XIX.
LA GRAN LAGUNA DE LOS PATOS
LA LAGUNA SITUADA al oeste de Dagsmosa, y que fue en la antigüedad mucho mayor que hoy, se llama Takern. Hace algunos siglos creyeron que podrían cultivar la gran extensión de terreno que cubría e intentaron desecarla para hacer plantaciones. No consiguieron secarla toda, pero consiguieron que bajase tanto el nivel de sus aguas, que en ningún punto alcanza una profundidad mayor de dos metros y de trecho en trecho emergen gran numero de verdes islotes y sus orillas son tan fértiles para el crecimiento de juncos y cañas, que forman alrededor de la laguna espeso y alto muro, sólo franqueable cuando, a fuerza de penosos esfuerzos, se consigue abrir un paso o camino.
Si estos juncos cerraron el lago a la gente, ofrecieron, en cambio, un gran abrigo a toda clase de patos que allí anidan, que encuentran su alimento y crían a sus hijuelos.
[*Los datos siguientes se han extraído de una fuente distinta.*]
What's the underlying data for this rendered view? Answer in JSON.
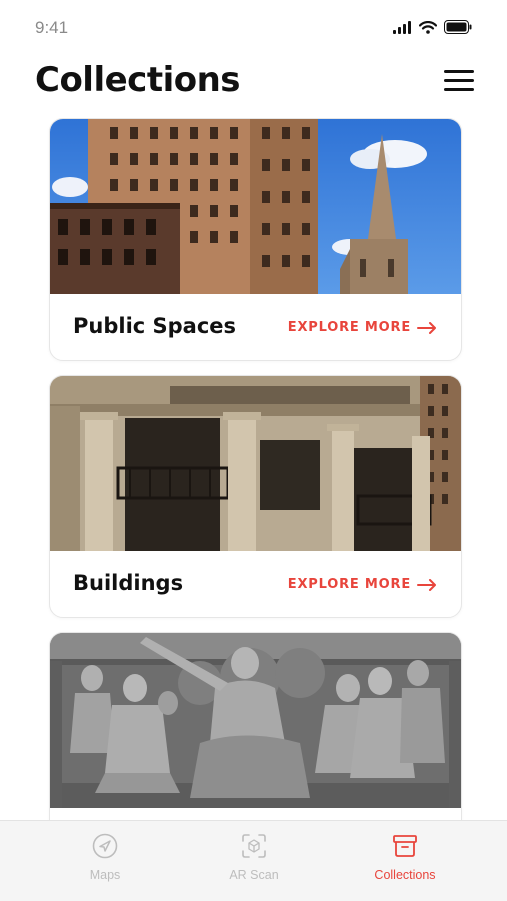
{
  "status_bar": {
    "time": "9:41"
  },
  "header": {
    "title": "Collections"
  },
  "cards": [
    {
      "title": "Public Spaces",
      "action": "EXPLORE MORE"
    },
    {
      "title": "Buildings",
      "action": "EXPLORE MORE"
    },
    {
      "title": "",
      "action": ""
    }
  ],
  "tab_bar": {
    "tabs": [
      {
        "label": "Maps",
        "icon": "navigation-arrow-icon",
        "active": false
      },
      {
        "label": "AR Scan",
        "icon": "scan-frame-icon",
        "active": false
      },
      {
        "label": "Collections",
        "icon": "archive-box-icon",
        "active": true
      }
    ]
  },
  "colors": {
    "accent": "#e8453c",
    "text": "#111111",
    "inactive": "#bdbdbd",
    "tab_bg": "#f5f5f5"
  }
}
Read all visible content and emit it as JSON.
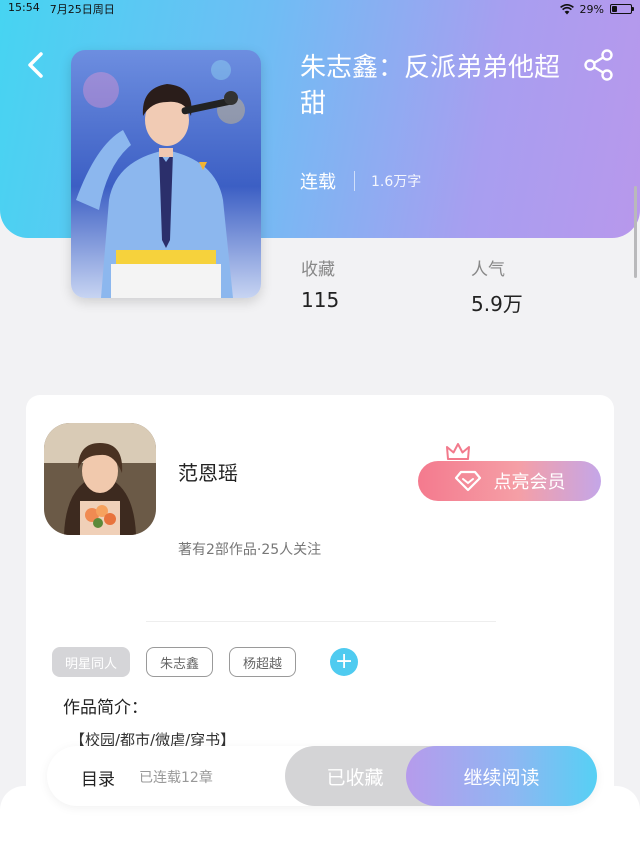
{
  "status_bar": {
    "time": "15:54",
    "date": "7月25日周日",
    "battery": "29%",
    "battery_level": 0.29
  },
  "book": {
    "title": "朱志鑫：反派弟弟他超甜",
    "status": "连载",
    "word_count": "1.6万字"
  },
  "stats": [
    {
      "label": "收藏",
      "value": "115"
    },
    {
      "label": "人气",
      "value": "5.9万"
    }
  ],
  "author": {
    "name": "范恩瑶",
    "info": "著有2部作品·25人关注"
  },
  "vip": {
    "label": "点亮会员"
  },
  "tags": [
    "明星同人",
    "朱志鑫",
    "杨超越"
  ],
  "tag_add_label": "+",
  "intro": {
    "title": "作品简介：",
    "text": "【校园/都市/微虐/穿书】"
  },
  "bottom": {
    "toc_label": "目录",
    "chapter_count": "已连载12章",
    "collected_label": "已收藏",
    "read_label": "继续阅读"
  },
  "colors": {
    "header_start": "#46d4f2",
    "header_end": "#b898ec",
    "vip_start": "#f47a8e",
    "accent": "#4fcbf0"
  },
  "icons": {
    "back": "chevron-left-icon",
    "share": "share-icon",
    "crown": "crown-icon",
    "diamond": "diamond-icon",
    "wifi": "wifi-icon",
    "battery": "battery-icon"
  }
}
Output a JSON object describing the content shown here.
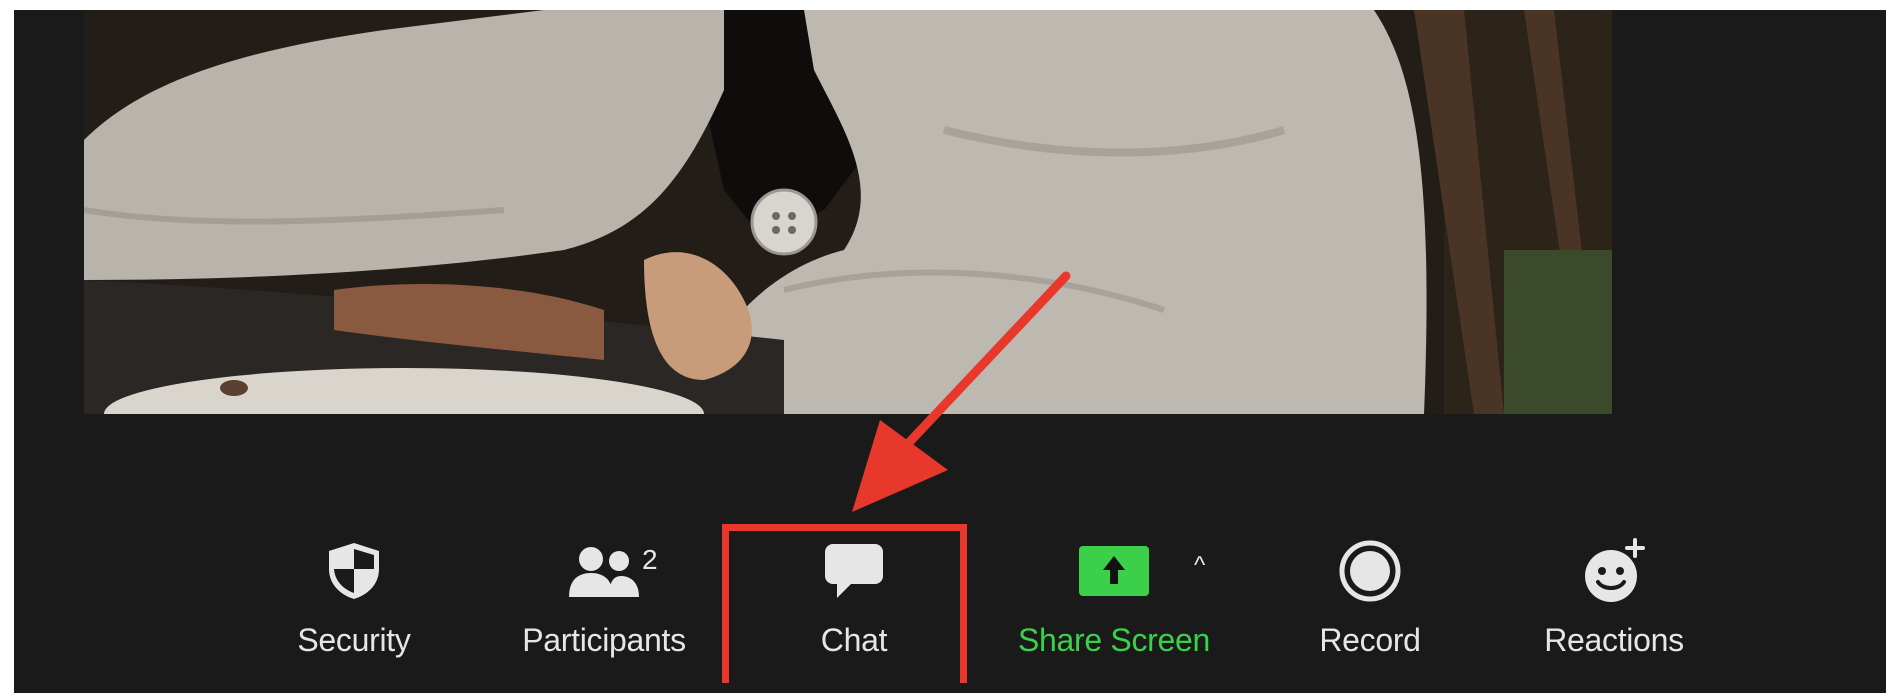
{
  "toolbar": {
    "security_label": "Security",
    "participants_label": "Participants",
    "participants_count": "2",
    "chat_label": "Chat",
    "share_label": "Share Screen",
    "share_options_caret": "^",
    "record_label": "Record",
    "reactions_label": "Reactions"
  },
  "icons": {
    "security": "shield-icon",
    "participants": "people-icon",
    "chat": "chat-bubble-icon",
    "share": "share-screen-icon",
    "record": "record-icon",
    "reactions": "smiley-plus-icon"
  },
  "colors": {
    "toolbar_bg": "#1a1a1a",
    "share_green": "#3cd04a",
    "annotation_red": "#e8382b",
    "text": "#e6e6e6"
  }
}
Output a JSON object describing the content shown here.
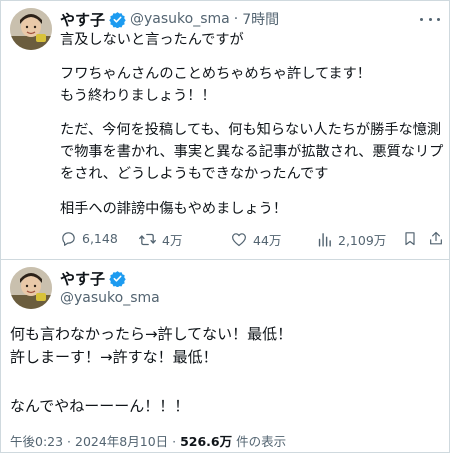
{
  "tweet1": {
    "name": "やす子",
    "handle": "@yasuko_sma",
    "sep": "·",
    "time": "7時間",
    "lines": [
      "言及しないと言ったんですが",
      "フワちゃんさんのことめちゃめちゃ許してます！",
      "もう終わりましょう！！",
      "ただ、今何を投稿しても、何も知らない人たちが勝手な憶測",
      "で物事を書かれ、事実と異なる記事が拡散され、悪質なリプ",
      "をされ、どうしようもできなかったんです",
      "相手への誹謗中傷もやめましょう！"
    ],
    "actions": {
      "reply": "6,148",
      "retweet": "4万",
      "like": "44万",
      "views": "2,109万"
    }
  },
  "tweet2": {
    "name": "やす子",
    "handle": "@yasuko_sma",
    "lines": [
      "何も言わなかったら→許してない！最低！",
      "許しまーす！→許すな！最低！",
      "なんでやねーーーん！！！"
    ],
    "footer": {
      "time": "午後0:23 · 2024年8月10日 · ",
      "views": "526.6万",
      "views_label": " 件の表示"
    }
  },
  "colors": {
    "verified": "#1d9bf0",
    "text": "#0f1419",
    "secondary": "#536471",
    "border": "#cfd9de"
  }
}
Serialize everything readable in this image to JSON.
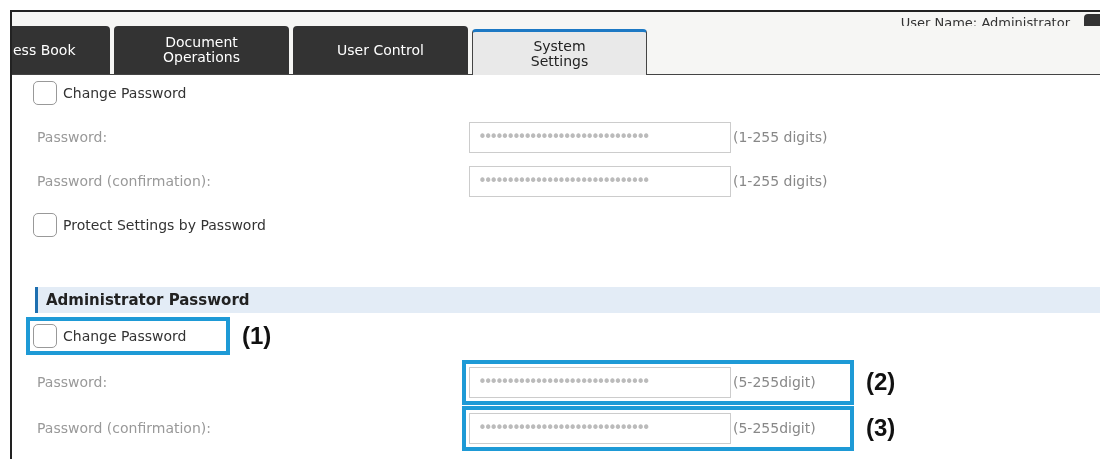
{
  "header": {
    "user_name": "User Name: Administrator"
  },
  "tabs": [
    {
      "label": "ess Book",
      "selected": false
    },
    {
      "label": "Document\nOperations",
      "selected": false
    },
    {
      "label": "User Control",
      "selected": false
    },
    {
      "label": "System\nSettings",
      "selected": true
    }
  ],
  "sections": [
    {
      "items": [
        {
          "kind": "checkbox",
          "label": "Change Password",
          "checked": false
        },
        {
          "kind": "password",
          "label": "Password:",
          "value": "••••••••••••••••••••••••••••••",
          "hint": "(1-255 digits)"
        },
        {
          "kind": "password",
          "label": "Password (confirmation):",
          "value": "••••••••••••••••••••••••••••••",
          "hint": "(1-255 digits)"
        },
        {
          "kind": "checkbox",
          "label": "Protect Settings by Password",
          "checked": false
        }
      ]
    },
    {
      "title": "Administrator Password",
      "items": [
        {
          "kind": "checkbox",
          "label": "Change Password",
          "checked": false,
          "callout": "(1)"
        },
        {
          "kind": "password",
          "label": "Password:",
          "value": "••••••••••••••••••••••••••••••",
          "hint": "(5-255digit)",
          "callout": "(2)"
        },
        {
          "kind": "password",
          "label": "Password (confirmation):",
          "value": "••••••••••••••••••••••••••••••",
          "hint": "(5-255digit)",
          "callout": "(3)"
        }
      ]
    }
  ]
}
La laguna de Takern es, sin duda, la mayor y mejor que en el país existe para abrigar a millares y millares de las diversas especies de palmípedos, los cuales pueden darse por dichosos con habitar este hermoso refugio, que no se sabe si podrán disfrutar mucho tiempo. El hombre no olvida que estas aguas cubren una de las mejores tierras laborables, así que, cuando él llegue, tendrán que abandonar su sitio las aves que allí se encuentran.
Cuando Nils Holgersson andaba rodando con los patos silvestres, había en la laguna de Takern uno al que llamaban Jarro. Era un pato jovenzuelo, que no había vivido más que un verano, un otoño y un invierno. Era ésta su primera primavera. Había regresado del norte de África y se encontraba una tarde jugando en la laguna con otros compañeros suyos, cuando un cazador disparó un par de tiros y Jarro fue alcanzado y herido en el pecho. Creyó morir, pero para no caer en manos de quien le hirió, hizo un esfuerzo y siguió volando sin rumbo, con el solo objeto de alejarse lo más posible de aquel sitio; pero las fuerzas le faltaron y fue a caer junto a la entrada de una alquería.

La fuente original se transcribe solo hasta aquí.